— Недавно мы отметили День воздушного флота. Как он поживает?
— В следующем году, в феврале, российская гражданская авиация будет отмечать столетний юбилей. 100 лет назад в Советском Союзе была создана первая гражданская авиакомпания «Добролет». Столетняя история говорит о многом. Хотя сейчас часто можно слышать: мы крайне зависим от зарубежной авиатехники. Но я скажу так: не одни мы. Большинство стран в мире зависят от зарубежной авиатехники. Европейцы летают на американских «Боингах», американцы — на европейских «Эйрбасах». Все страны мира летают на чьих-то иностранных самолетах. Россия в этом числе не исключение.
Но мы летаем и на иностранных, и на своих. Так что не следует посыпать голову пеплом. Конечно, в нашей столетней авиационной истории были как белые, так и не очень светлые полосы. Но все-таки, несмотря ни на что, Россия была, есть и остается крупной авиационной державой. У нас огромные авиационные достижения.
— Но согласитесь, что сегодня в сегменте гражданской авиации мы все-таки упустили лидерство.
— Да, в строительстве гражданских самолетов мы слишком многое отдали на откуп зарубежным производителям. Но теперь движемся в правильном направлении. Активно занимаемся созданием и развитием новых отечественных самолетов. И я думаю, дорогу осилит идущий.

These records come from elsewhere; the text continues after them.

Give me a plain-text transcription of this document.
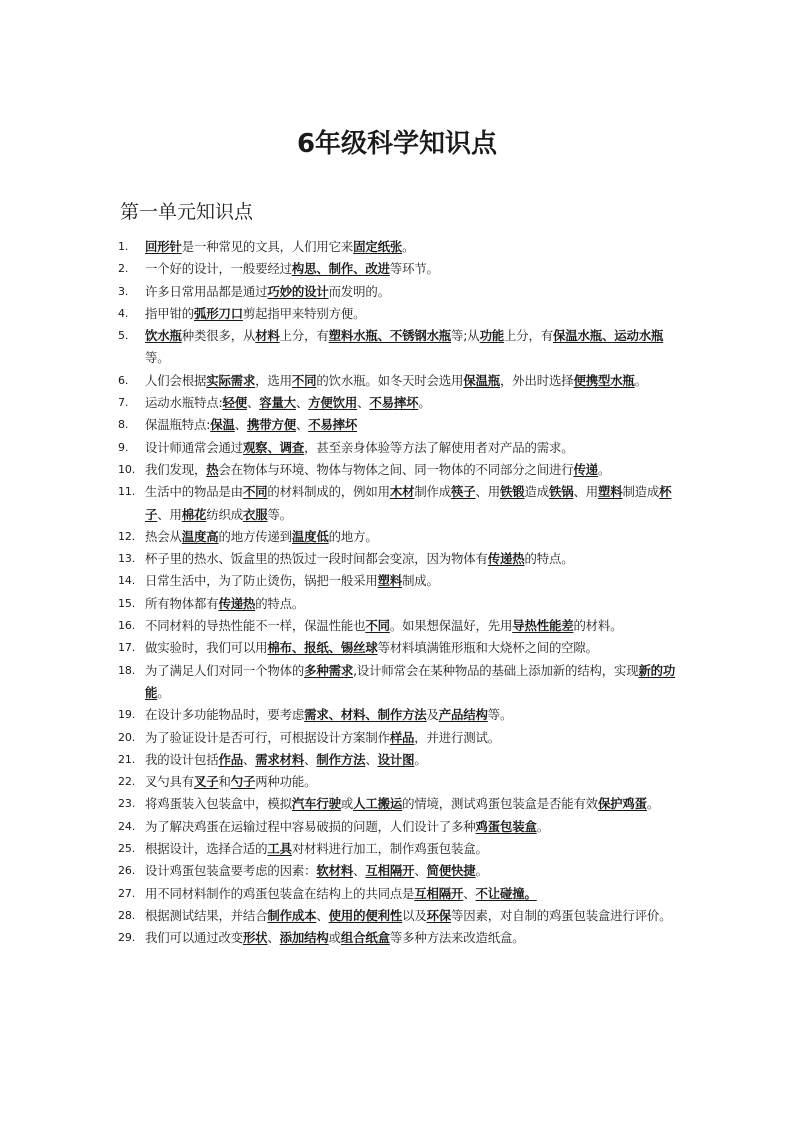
6年级科学知识点
第一单元知识点
1.	回形针是一种常见的文具，人们用它来固定纸张。
2.	一个好的设计，一般要经过构思、制作、改进等环节。
3.	许多日常用品都是通过巧妙的设计而发明的。
4.	指甲钳的弧形刀口剪起指甲来特别方便。
5.	饮水瓶种类很多，从材料上分，有塑料水瓶、不锈钢水瓶等;从功能上分，有保温水瓶、运动水瓶等。
6.	人们会根据实际需求，选用不同的饮水瓶。如冬天时会选用保温瓶，外出时选择便携型水瓶。
7.	运动水瓶特点:轻便、容量大、方便饮用、不易摔坏。
8.	保温瓶特点:保温、携带方便、不易摔坏
9.	设计师通常会通过观察、调查，甚至亲身体验等方法了解使用者对产品的需求。
10. 我们发现，热会在物体与环境、物体与物体之间、同一物体的不同部分之间进行传递。
11. 生活中的物品是由不同的材料制成的，例如用木材制作成筷子、用铁锻造成铁锅、用塑料制造成杯子、用棉花纺织成衣服等。
12. 热会从温度高的地方传递到温度低的地方。
13. 杯子里的热水、饭盒里的热饭过一段时间都会变凉，因为物体有传递热的特点。
14. 日常生活中，为了防止烫伤，锅把一般采用塑料制成。
15. 所有物体都有传递热的特点。
16. 不同材料的导热性能不一样，保温性能也不同。如果想保温好，先用导热性能差的材料。
17. 做实验时，我们可以用棉布、报纸、锡丝球等材料填满锥形瓶和大烧杯之间的空隙。
18. 为了满足人们对同一个物体的多种需求,设计师常会在某种物品的基础上添加新的结构，实现新的功能。
19. 在设计多功能物品时，要考虑需求、材料、制作方法及产品结构等。
20. 为了验证设计是否可行，可根据设计方案制作样品，并进行测试。
21. 我的设计包括作品、需求材料、制作方法、设计图。
22. 叉勺具有叉子和勺子两种功能。
23. 将鸡蛋装入包装盒中，模拟汽车行驶或人工搬运的情境，测试鸡蛋包装盒是否能有效保护鸡蛋。
24. 为了解决鸡蛋在运输过程中容易破损的问题，人们设计了多种鸡蛋包装盒。
25. 根据设计，选择合适的工具对材料进行加工，制作鸡蛋包装盒。
26. 设计鸡蛋包装盒要考虑的因素：软材料、互相隔开、简便快捷。
27. 用不同材料制作的鸡蛋包装盒在结构上的共同点是互相隔开、不让碰撞。
28. 根据测试结果，并结合制作成本、使用的便利性以及环保等因素，对自制的鸡蛋包装盒进行评价。
29. 我们可以通过改变形状、添加结构或组合纸盒等多种方法来改造纸盒。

— В чем, по-вашему, перспективы развития нашего флота? Это импортозамещение, параллельный импорт или надежда на то, что мировая экономика, устав от потрясений, вернется к прежнему сотрудничеству стран, и нашей авиаотрасли станет немного легче?
— Конечно, с одной стороны, мы надеемся, что режим жестких санкций все-таки будет смягчен либо даже пересмотрен в сторону отмены просто ввиду того, что Россия остается достаточно крупным рынком и для мировых производителей самолетов. Хочу напомнить, что порядка 700 магистральных самолетов западного производства, стоимостью в десятки миллиардов долларов (а это очень дорогое имущество, которое принадлежит западным лизингодателям), находится сейчас у нас.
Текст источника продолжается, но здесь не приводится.